Homily for Tuesday of the 2nd Week in Ordinary Time Year II (2)

Homily for Tuesday of the 2nd Week in Ordinary Time Year II


By: Fr. Ben Agbo

Homily for Tuesday January 21 2020

* 1 Sam 16: 1 – 13, Mk 2: 23 – 28.
The problem of Israel began as soon as they secularized their system of government from pure theocracy to a system of government which I prefer to call ‘theocratic monarchy’.

Prior to that, the religious leaders of Israel, like Moses and Aaron enjoyed the triple anointing as prophets, Kings and priests ; they had the anointing for speaking the voice of God, ruling the people and offering their sacrifices to God. The election of King David which we see in today’s 1st reading is a sample of this system of government I have titled ‘theocratic monarchy’ – the election of Kings / Presidents of a country by the men of God (people who can discern God’s heart). The proceedings of the ‘primaries’ were quite dramatic. The count down was on Jesse’s household and a theological zoom lens was focused on all his children. After he counted the significant number seven, it became clear that ‘God does not see as man sees; man looks on the outward appearances, but the Lord looks at the heart’.

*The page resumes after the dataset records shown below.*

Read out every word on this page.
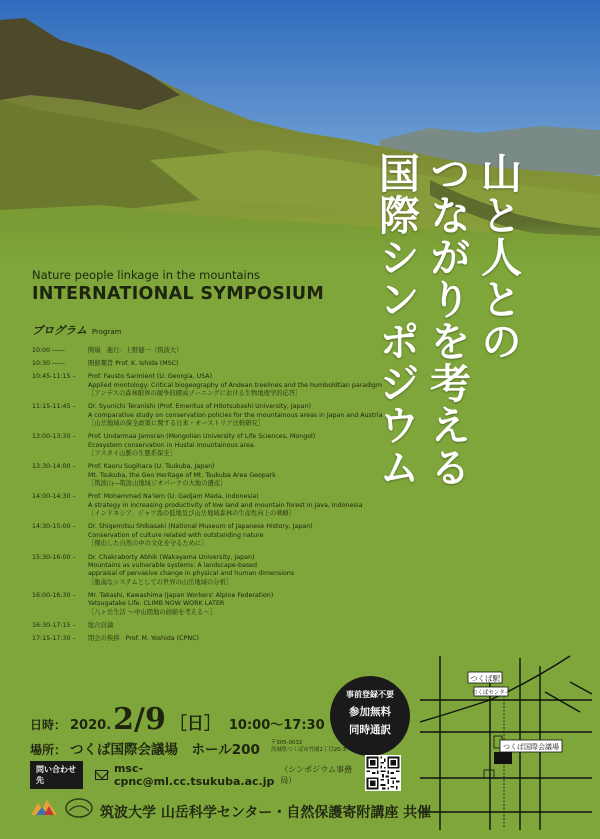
山と人との
つながりを考える
国際シンポジウム
Nature people linkage in the mountains
INTERNATIONAL SYMPOSIUM
プログラム Program
10:00 ――	開場　進行：上野健一（筑波大）
10:30 ――	開催趣旨 Prof. K. Ishida (MSC)
10:45-11:15 –	Prof. Fausto Sarmient (U. Georgia, USA)
Applied montology: Critical biogeography of Andean treelines and the humboldtian paradigm
［アンデスの森林限界の競争的標高ゾーニングにおける生物地理学的応答］
11:15-11:45 –	Dr. Syunichi Teranishi (Prof. Emeritus of Hitotsubashi University, Japan)
A comparative study on conservation policies for the mountainous areas in Japan and Austria
［山岳地域の保全政策に関する日本・オーストリア比較研究］
13:00-13:30 –	Prof. Undarmaa Jamsran (Mongolian University of Life Sciences, Mongol)
Ecosystem conservation in Hustai mountainous area
［フスタイ山脈の生態系保全］
13:30-14:00 –	Prof. Kaoru Sugihara (U. Tsukuba, Japan)
Mt. Tsukuba, the Geo Heritage of Mt. Tsukuba Area Geopark
［筑波山―筑波山地域ジオパークの大地の遺産］
14:00-14:30 –	Prof. Mohammad Na'iem (U. Gadjam Mada, Indonesia)
A strategy in increasing productivity of low land and mountain forest in Java, Indonesia
［インドネシア、ジャワ島の低地及び山岳地域森林の生産性向上の戦略］
14:30-15:00 –	Dr. Shigemitsu Shibasaki (National Museum of Japanese History, Japan)
Conservation of culture related with outstanding nature
［傑出した自然の中の文化を守るために］
15:30-16:00 –	Dr. Chakraborty Abhik (Wakayama University, Japan)
Mountains as vulnerable systems: A landscape-based
appraisal of pervasive change in physical and human dimensions
［脆弱なシステムとしての世界の山岳地域の分析］
16:00-16:30 –	Mr. Takashi, Kawashima (Japan Workers' Alpine Federation)
Yatsugatake Life: CLIMB NOW WORK LATER
［八ヶ岳生活 ～中山間地の価値を考える～］
16:30-17:15 –	総合討論
17:15-17:30 –	閉会の挨拶　Prof. M. Yoshida (CPNC)
事前登録不要
参加無料
同時通訳
日時： 2020.2/9 ［日］ 10:00〜17:30
場所： つくば国際会議場　ホール200 〒305-0032
茨城県つくば市竹園2丁目20-3
問い合わせ先
msc-cpnc@ml.cc.tsukuba.ac.jp
（シンポジウム事務局）
つくば駅
つくばセンター
つくば国際会議場
筑波大学 山岳科学センター・自然保護寄附講座 共催
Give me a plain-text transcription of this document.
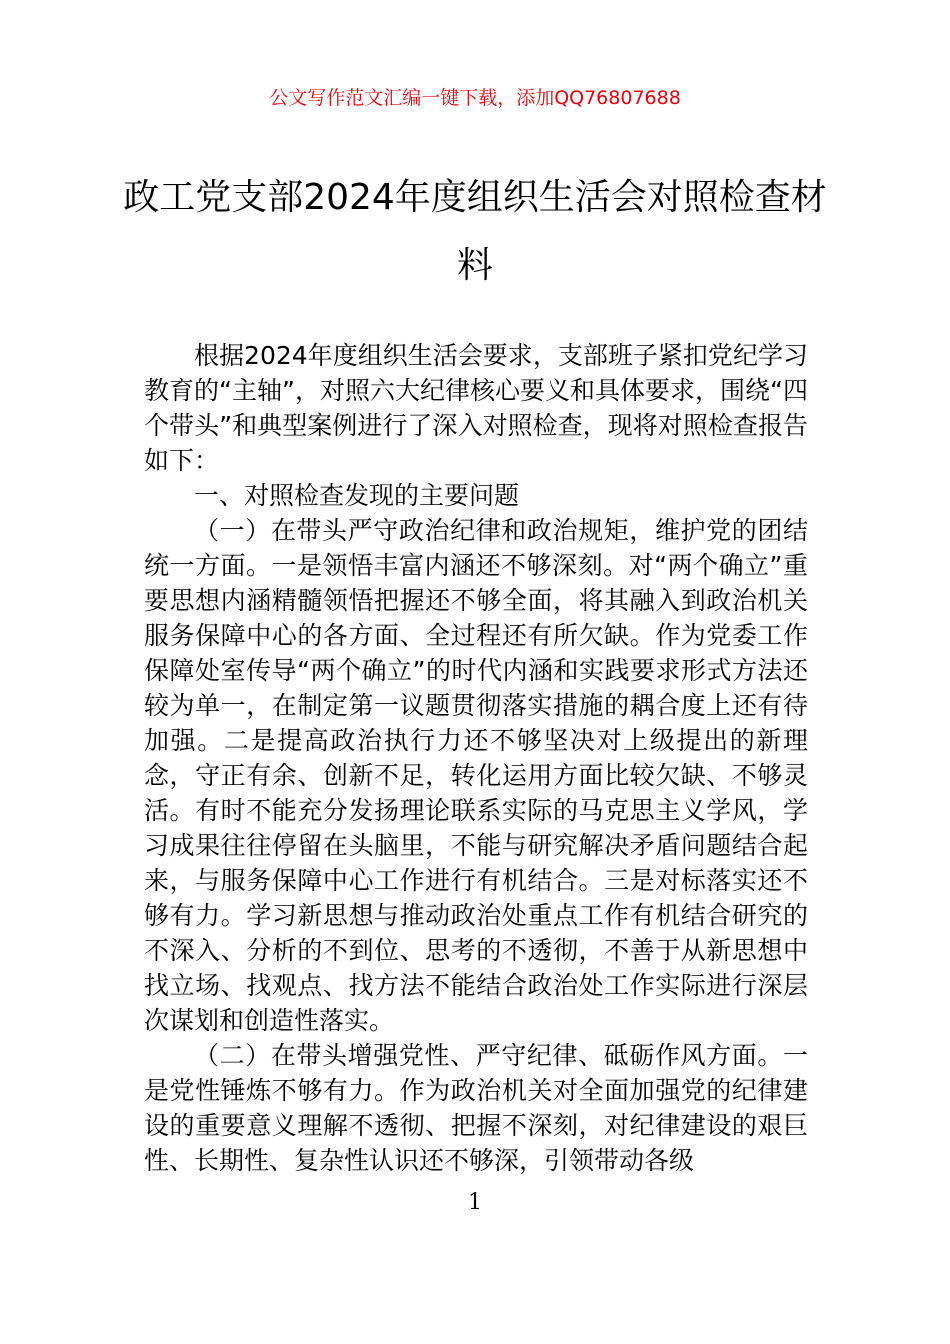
公文写作范文汇编一键下载，添加QQ76807688
政工党支部2024年度组织生活会对照检查材料

根据2024年度组织生活会要求，支部班子紧扣党纪学习教育的“主轴”，对照六大纪律核心要义和具体要求，围绕“四个带头”和典型案例进行了深入对照检查，现将对照检查报告如下：

一、对照检查发现的主要问题

（一）在带头严守政治纪律和政治规矩，维护党的团结统一方面。一是领悟丰富内涵还不够深刻。对“两个确立”重要思想内涵精髓领悟把握还不够全面，将其融入到政治机关服务保障中心的各方面、全过程还有所欠缺。作为党委工作保障处室传导“两个确立”的时代内涵和实践要求形式方法还较为单一，在制定第一议题贯彻落实措施的耦合度上还有待加强。二是提高政治执行力还不够坚决对上级提出的新理念，守正有余、创新不足，转化运用方面比较欠缺、不够灵活。有时不能充分发扬理论联系实际的马克思主义学风，学习成果往往停留在头脑里，不能与研究解决矛盾问题结合起来，与服务保障中心工作进行有机结合。三是对标落实还不够有力。学习新思想与推动政治处重点工作有机结合研究的不深入、分析的不到位、思考的不透彻，不善于从新思想中找立场、找观点、找方法不能结合政治处工作实际进行深层次谋划和创造性落实。

（二）在带头增强党性、严守纪律、砥砺作风方面。一是党性锤炼不够有力。作为政治机关对全面加强党的纪律建设的重要意义理解不透彻、把握不深刻，对纪律建设的艰巨性、长期性、复杂性认识还不够深，引领带动各级

1
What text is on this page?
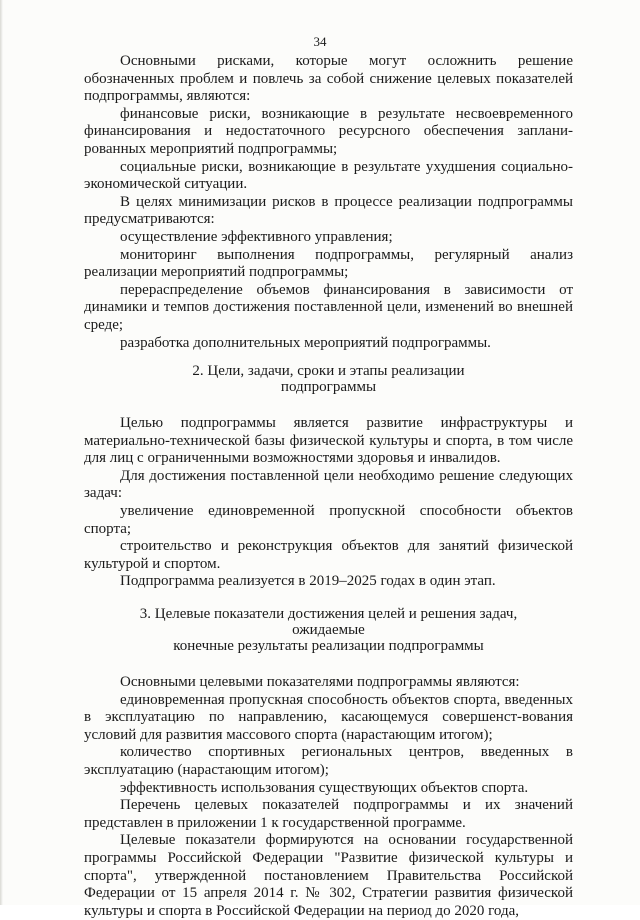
34

Основными рисками, которые могут осложнить решение обозначенных проблем и повлечь за собой снижение целевых показателей подпрограммы, являются:

финансовые риски, возникающие в результате несвоевременного финансирования и недостаточного ресурсного обеспечения заплани-рованных мероприятий подпрограммы;

социальные риски, возникающие в результате ухудшения социально-экономической ситуации.

В целях минимизации рисков в процессе реализации подпрограммы предусматриваются:

осуществление эффективного управления;

мониторинг выполнения подпрограммы, регулярный анализ реализации мероприятий подпрограммы;

перераспределение объемов финансирования в зависимости от динамики и темпов достижения поставленной цели, изменений во внешней среде;

разработка дополнительных мероприятий подпрограммы.

2. Цели, задачи, сроки и этапы реализации
подпрограммы

Целью подпрограммы является развитие инфраструктуры и материально-технической базы физической культуры и спорта, в том числе для лиц с ограниченными возможностями здоровья и инвалидов.

Для достижения поставленной цели необходимо решение следующих задач:

увеличение единовременной пропускной способности объектов спорта;

строительство и реконструкция объектов для занятий физической культурой и спортом.

Подпрограмма реализуется в 2019–2025 годах в один этап.

3. Целевые показатели достижения целей и решения задач, ожидаемые
конечные результаты реализации подпрограммы

Основными целевыми показателями подпрограммы являются:

единовременная пропускная способность объектов спорта, введенных в эксплуатацию по направлению, касающемуся совершенст-вования условий для развития массового спорта (нарастающим итогом);

количество спортивных региональных центров, введенных в эксплуатацию (нарастающим итогом);

эффективность использования существующих объектов спорта.

Перечень целевых показателей подпрограммы и их значений представлен в приложении 1 к государственной программе.

Целевые показатели формируются на основании государственной программы Российской Федерации "Развитие физической культуры и спорта", утвержденной постановлением Правительства Российской Федерации от 15 апреля 2014 г. № 302, Стратегии развития физической культуры и спорта в Российской Федерации на период до 2020 года,
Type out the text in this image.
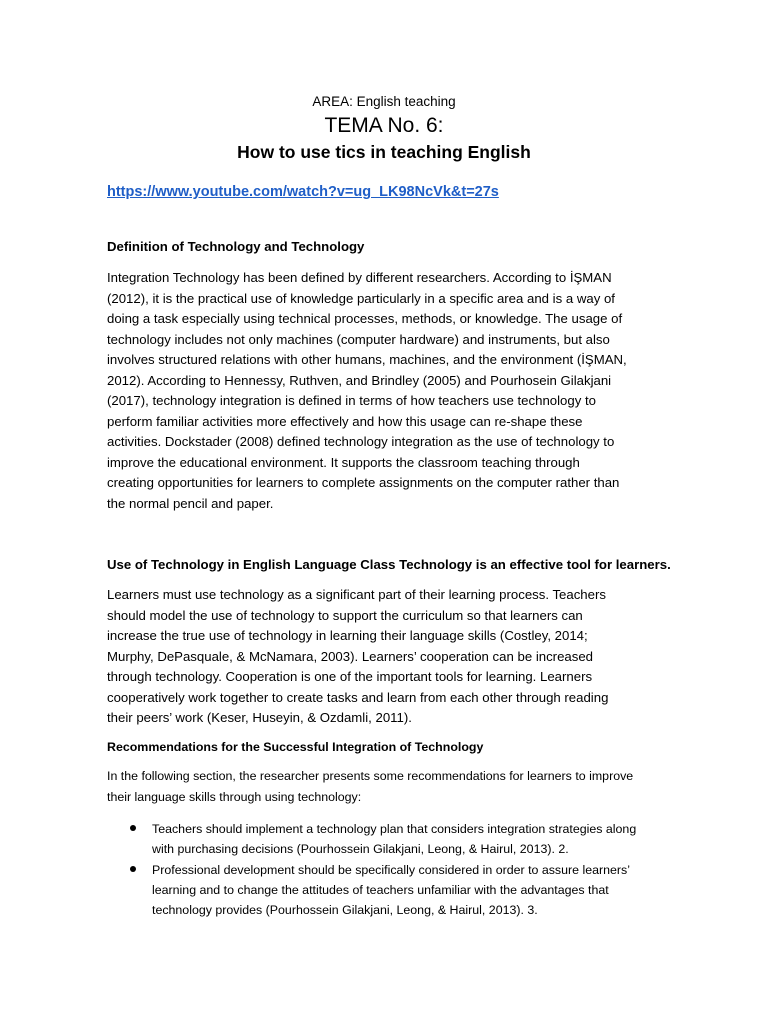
AREA: English teaching
TEMA No. 6:
How to use tics in teaching English
https://www.youtube.com/watch?v=ug_LK98NcVk&t=27s
Definition of Technology and Technology
Integration Technology has been defined by different researchers. According to İŞMAN
(2012), it is the practical use of knowledge particularly in a specific area and is a way of
doing a task especially using technical processes, methods, or knowledge. The usage of
technology includes not only machines (computer hardware) and instruments, but also
involves structured relations with other humans, machines, and the environment (İŞMAN,
2012). According to Hennessy, Ruthven, and Brindley (2005) and Pourhosein Gilakjani
(2017), technology integration is defined in terms of how teachers use technology to
perform familiar activities more effectively and how this usage can re-shape these
activities. Dockstader (2008) defined technology integration as the use of technology to
improve the educational environment. It supports the classroom teaching through
creating opportunities for learners to complete assignments on the computer rather than
the normal pencil and paper.
Use of Technology in English Language Class Technology is an effective tool for learners.
Learners must use technology as a significant part of their learning process. Teachers
should model the use of technology to support the curriculum so that learners can
increase the true use of technology in learning their language skills (Costley, 2014;
Murphy, DePasquale, & McNamara, 2003). Learners’ cooperation can be increased
through technology. Cooperation is one of the important tools for learning. Learners
cooperatively work together to create tasks and learn from each other through reading
their peers’ work (Keser, Huseyin, & Ozdamli, 2011).
Recommendations for the Successful Integration of Technology
In the following section, the researcher presents some recommendations for learners to improve
their language skills through using technology:
Teachers should implement a technology plan that considers integration strategies along
with purchasing decisions (Pourhossein Gilakjani, Leong, & Hairul, 2013). 2.
Professional development should be specifically considered in order to assure learners’
learning and to change the attitudes of teachers unfamiliar with the advantages that
technology provides (Pourhossein Gilakjani, Leong, & Hairul, 2013). 3.
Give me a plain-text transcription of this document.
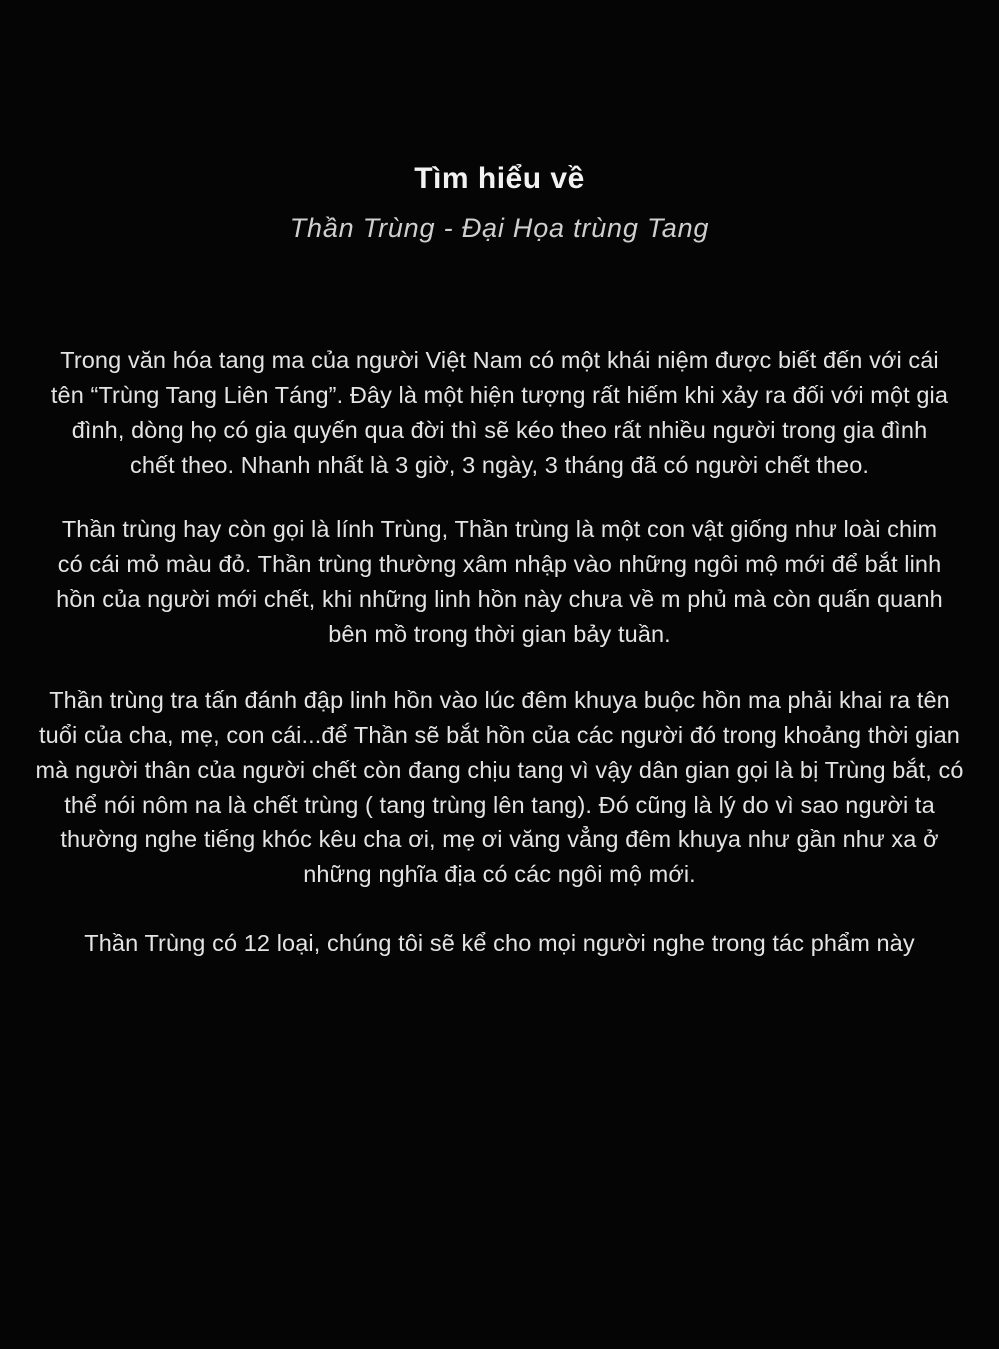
Tìm hiểu về
Thần Trùng - Đại Họa trùng Tang

Trong văn hóa tang ma của người Việt Nam có một khái niệm được biết đến với cái tên “Trùng Tang Liên Táng”. Đây là một hiện tượng rất hiếm khi xảy ra đối với một gia đình, dòng họ có gia quyến qua đời thì sẽ kéo theo rất nhiều người trong gia đình chết theo. Nhanh nhất là 3 giờ, 3 ngày, 3 tháng đã có người chết theo.

Thần trùng hay còn gọi là lính Trùng, Thần trùng là một con vật giống như loài chim có cái mỏ màu đỏ. Thần trùng thường xâm nhập vào những ngôi mộ mới để bắt linh hồn của người mới chết, khi những linh hồn này chưa về m phủ mà còn quấn quanh bên mồ trong thời gian bảy tuần.

Thần trùng tra tấn đánh đập linh hồn vào lúc đêm khuya buộc hồn ma phải khai ra tên tuổi của cha, mẹ, con cái...để Thần sẽ bắt hồn của các người đó trong khoảng thời gian mà người thân của người chết còn đang chịu tang vì vậy dân gian gọi là bị Trùng bắt, có thể nói nôm na là chết trùng ( tang trùng lên tang). Đó cũng là lý do vì sao người ta thường nghe tiếng khóc kêu cha ơi, mẹ ơi văng vẳng đêm khuya như gần như xa ở những nghĩa địa có các ngôi mộ mới.

Thần Trùng có 12 loại, chúng tôi sẽ kể cho mọi người nghe trong tác phẩm này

Church history is replete with conflicting administrative tensions between the exercise of the power of leadership viz a viz the power of priesthood. Powerful kings like Emperor Constantine (4th Century) have always interfered with the affairs of the Church while powerful Popes like Pope St Leo the great (5th Century) have always exerted strong control on the government. A particular Pope (St Gregory) even ran an army at a critical time in Church history. David was an example of such a powerful king and in today’s gospel, we can see how his Kingly anointing took him and his soldiers as far as going to eat the Old Testament Eucharistic meal in the tabernacle reserved only for priests.

In Nigeria today, some people think that the Northerners are born to rule Nigeria. It seems to be happening not because they are more powerful than the rest but because they have enjoyed a religious system of government where the Sultan has complete grips on the government, anoints whoever he chooses and dictates the tune for the Muslim political leaders. That is surely not to be the case in the Southern parts of Nigeria where religious pluralism and the democratic air of freedom, coupled with selfishness have taken the better part of the citizenry. Today, we are at the mercy of the Fulani Muslim hegemony and seem to be inextricably hemmed in. Even some of our so called powerful priests have become stug in their hands. Unless the political leaders in the South begin to rally round their religious leaders and are able to speak with one voice (in a kind of theocratic democracy), I am afraid that there may be no lee way out. And unless the religious leaders themselves ( I mean the bishops, not some emotional charismatic priests) reflect a level of holiness, wisdom and detachment that brings them closer to the will of God, they cannot play the needful tole. My take on today’s reading is that any deflation in the Priestly anointing has a way of affecting the anointing of Kings. May God bless you today!